/STIGSupport

This PowerShell module contains several functions to help an administrator automate tasks involving STIGViewer's CKL files.

Primary LanguagePowerShellMIT LicenseMIT

STIGSupport Documentation

There are two parts to this repository. First you have the StigSupport.psm1 powershell module. This contains all the code necessary for loading, and interacting with the CKL and XCCDF files. Second, there is a folder called Utility, which contains scripts that utilize the module to perform more complex operations. All the scripts assume your powershell session has the module imported. Ensure you import it first!

Several of the PowerShell functions require a checklist template. This is just an empty checklist file as saved from the DISA STIG viewer application or as exported from the included Convert-ManualXCCDFToCKL function. In order to work with a checklist, it needs to be loaded into memory first.

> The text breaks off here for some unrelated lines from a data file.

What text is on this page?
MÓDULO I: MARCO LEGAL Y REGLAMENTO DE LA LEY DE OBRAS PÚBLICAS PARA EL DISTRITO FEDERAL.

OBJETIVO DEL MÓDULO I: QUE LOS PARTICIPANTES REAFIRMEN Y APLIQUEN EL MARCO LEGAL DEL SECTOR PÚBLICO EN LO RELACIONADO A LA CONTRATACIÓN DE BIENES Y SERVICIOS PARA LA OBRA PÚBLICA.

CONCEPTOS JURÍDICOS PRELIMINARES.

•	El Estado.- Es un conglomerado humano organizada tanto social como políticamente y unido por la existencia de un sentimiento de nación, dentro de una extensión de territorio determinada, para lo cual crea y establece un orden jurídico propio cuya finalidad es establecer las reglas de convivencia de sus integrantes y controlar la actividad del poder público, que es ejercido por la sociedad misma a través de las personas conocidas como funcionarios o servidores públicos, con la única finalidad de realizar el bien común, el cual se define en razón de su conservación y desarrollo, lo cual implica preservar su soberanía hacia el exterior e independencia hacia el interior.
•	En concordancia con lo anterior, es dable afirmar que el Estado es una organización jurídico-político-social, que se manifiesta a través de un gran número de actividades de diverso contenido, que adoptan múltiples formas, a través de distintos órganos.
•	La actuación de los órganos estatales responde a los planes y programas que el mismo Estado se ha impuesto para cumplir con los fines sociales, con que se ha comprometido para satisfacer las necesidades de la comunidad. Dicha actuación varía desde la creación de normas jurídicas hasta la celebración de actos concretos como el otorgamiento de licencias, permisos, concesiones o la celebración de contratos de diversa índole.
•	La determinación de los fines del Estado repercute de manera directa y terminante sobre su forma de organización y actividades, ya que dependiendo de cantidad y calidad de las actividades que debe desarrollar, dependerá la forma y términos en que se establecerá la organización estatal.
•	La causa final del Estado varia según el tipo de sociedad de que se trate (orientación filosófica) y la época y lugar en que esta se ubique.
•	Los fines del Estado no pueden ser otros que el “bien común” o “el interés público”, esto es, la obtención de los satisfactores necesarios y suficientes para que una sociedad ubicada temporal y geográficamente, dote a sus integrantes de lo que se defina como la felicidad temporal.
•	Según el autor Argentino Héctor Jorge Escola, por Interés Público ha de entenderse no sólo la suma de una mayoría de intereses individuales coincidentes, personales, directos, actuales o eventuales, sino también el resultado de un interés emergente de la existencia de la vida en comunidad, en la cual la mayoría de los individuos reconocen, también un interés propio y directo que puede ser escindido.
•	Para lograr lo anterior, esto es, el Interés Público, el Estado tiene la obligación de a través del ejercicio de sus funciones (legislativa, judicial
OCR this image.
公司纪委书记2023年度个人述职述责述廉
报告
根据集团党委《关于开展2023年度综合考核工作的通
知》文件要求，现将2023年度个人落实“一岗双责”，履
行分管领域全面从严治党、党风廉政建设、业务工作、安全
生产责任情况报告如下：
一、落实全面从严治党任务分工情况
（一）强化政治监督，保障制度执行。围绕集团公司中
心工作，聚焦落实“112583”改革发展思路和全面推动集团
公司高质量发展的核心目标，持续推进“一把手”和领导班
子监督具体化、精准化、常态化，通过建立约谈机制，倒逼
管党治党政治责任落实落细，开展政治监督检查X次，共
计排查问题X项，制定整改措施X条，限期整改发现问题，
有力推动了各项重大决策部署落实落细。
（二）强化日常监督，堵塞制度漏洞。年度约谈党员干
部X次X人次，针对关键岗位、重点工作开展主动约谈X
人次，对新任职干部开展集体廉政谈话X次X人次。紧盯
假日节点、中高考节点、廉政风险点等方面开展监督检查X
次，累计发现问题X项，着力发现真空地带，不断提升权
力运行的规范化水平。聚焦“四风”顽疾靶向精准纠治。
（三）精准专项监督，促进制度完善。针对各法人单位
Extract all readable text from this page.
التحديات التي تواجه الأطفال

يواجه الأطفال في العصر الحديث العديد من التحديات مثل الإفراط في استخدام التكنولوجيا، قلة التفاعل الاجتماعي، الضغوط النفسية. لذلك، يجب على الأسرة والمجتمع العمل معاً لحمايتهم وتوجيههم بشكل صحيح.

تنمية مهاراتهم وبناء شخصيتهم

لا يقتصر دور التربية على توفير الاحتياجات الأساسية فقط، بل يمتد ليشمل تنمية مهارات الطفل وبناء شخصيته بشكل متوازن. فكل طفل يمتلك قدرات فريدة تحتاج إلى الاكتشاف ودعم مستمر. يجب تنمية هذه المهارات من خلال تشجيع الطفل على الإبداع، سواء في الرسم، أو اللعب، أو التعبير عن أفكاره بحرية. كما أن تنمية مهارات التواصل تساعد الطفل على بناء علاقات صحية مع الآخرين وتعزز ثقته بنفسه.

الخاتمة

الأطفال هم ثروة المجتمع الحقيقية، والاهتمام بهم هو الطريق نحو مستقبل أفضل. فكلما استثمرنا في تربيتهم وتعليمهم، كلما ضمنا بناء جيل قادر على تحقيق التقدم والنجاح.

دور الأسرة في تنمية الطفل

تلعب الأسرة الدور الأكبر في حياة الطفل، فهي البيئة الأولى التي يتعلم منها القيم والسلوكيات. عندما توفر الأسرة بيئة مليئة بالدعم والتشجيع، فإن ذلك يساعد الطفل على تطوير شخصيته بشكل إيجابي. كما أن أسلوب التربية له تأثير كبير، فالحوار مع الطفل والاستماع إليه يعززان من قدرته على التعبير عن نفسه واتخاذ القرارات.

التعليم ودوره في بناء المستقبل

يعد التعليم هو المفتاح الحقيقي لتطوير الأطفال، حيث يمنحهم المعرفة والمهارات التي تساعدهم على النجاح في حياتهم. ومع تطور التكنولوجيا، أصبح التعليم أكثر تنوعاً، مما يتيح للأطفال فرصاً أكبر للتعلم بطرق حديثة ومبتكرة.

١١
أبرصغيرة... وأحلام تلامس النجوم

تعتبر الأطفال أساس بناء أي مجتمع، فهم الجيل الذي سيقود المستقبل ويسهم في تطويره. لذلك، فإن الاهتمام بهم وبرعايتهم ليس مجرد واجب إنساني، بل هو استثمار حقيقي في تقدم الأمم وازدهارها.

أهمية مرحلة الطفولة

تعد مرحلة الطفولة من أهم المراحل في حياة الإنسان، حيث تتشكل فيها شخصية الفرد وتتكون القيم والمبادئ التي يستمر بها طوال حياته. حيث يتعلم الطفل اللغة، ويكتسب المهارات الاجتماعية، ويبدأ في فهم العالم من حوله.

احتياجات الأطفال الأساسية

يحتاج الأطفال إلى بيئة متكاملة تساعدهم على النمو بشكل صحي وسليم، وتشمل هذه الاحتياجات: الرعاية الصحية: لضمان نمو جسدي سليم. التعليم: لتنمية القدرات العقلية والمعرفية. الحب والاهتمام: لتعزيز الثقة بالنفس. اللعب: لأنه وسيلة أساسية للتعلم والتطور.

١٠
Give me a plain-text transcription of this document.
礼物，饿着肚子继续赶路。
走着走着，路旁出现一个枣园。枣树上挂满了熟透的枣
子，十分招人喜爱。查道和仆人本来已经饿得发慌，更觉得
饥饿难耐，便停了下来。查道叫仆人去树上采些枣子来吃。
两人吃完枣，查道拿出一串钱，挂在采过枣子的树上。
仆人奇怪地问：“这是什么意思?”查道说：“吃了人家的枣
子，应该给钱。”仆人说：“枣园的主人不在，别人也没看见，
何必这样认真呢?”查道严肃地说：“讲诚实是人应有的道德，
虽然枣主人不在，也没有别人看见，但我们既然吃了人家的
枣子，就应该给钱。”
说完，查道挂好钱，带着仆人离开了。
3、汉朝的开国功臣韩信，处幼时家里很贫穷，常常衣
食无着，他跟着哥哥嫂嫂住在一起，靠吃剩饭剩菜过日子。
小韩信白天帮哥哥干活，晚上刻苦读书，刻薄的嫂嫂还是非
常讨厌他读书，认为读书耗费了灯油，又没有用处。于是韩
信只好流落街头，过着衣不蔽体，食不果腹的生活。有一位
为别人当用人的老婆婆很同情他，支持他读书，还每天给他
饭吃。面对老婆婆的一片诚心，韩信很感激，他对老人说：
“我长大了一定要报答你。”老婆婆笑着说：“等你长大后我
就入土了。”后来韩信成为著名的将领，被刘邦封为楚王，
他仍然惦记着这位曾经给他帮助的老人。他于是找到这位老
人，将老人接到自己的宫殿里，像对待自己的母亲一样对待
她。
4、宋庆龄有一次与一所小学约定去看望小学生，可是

Update for JSON/V3 supported files

The v3format branch was added to support the new CKLB/v3/json checklist format. The new file format necessitated a major overhaul of the module and the new branch should be considered an alpha project.

Example usage

Here is a basic example on how to get the result of a check from a checklist, set it to something else, then save the checklist.

#Module is required for all CKL/XCCDF commands
Import-Module "C:\Example\Module\StigSupport.psm1"
#Load the checklist into memory
$CKLData = Import-StigCKL -Path "C:\CKLs\MyCKL.ckl"
#Write the current result of V-11111
Write-Host (Get-VulnCheckResult -CKLData $CKLData -VulnID "V-11111")
#Set the result of V-11111
Set-VulnCheckResult -CKLData $CKLData -VulnID "V-11111" -Details "Not set correctly" -Comments "Checked by script" -Result Open
#Save our changes back to the checklist
Export-StigCKL -CKLData $CKLData -Path "C:\CKLs\MyCKL.ckl"

Repository Structure

This repository is split into three sections:

  • Module: Module required for all scripts
  • Utility: Misc. utilities to facilitate work with CKL files. View the readme under the utility folder for more information.
  • Checks: Utility to automatically perform checks and fill out CKL files

For more information on each section, please review that section's readme file.

Alternate Resources

Microsoft PowerStig PowerShell modules that utilize DSC to enforce STIG compliance.

Matt Preston's PowerStigScan PowerShell module that utilizes PowerStig to scan resources using DSC.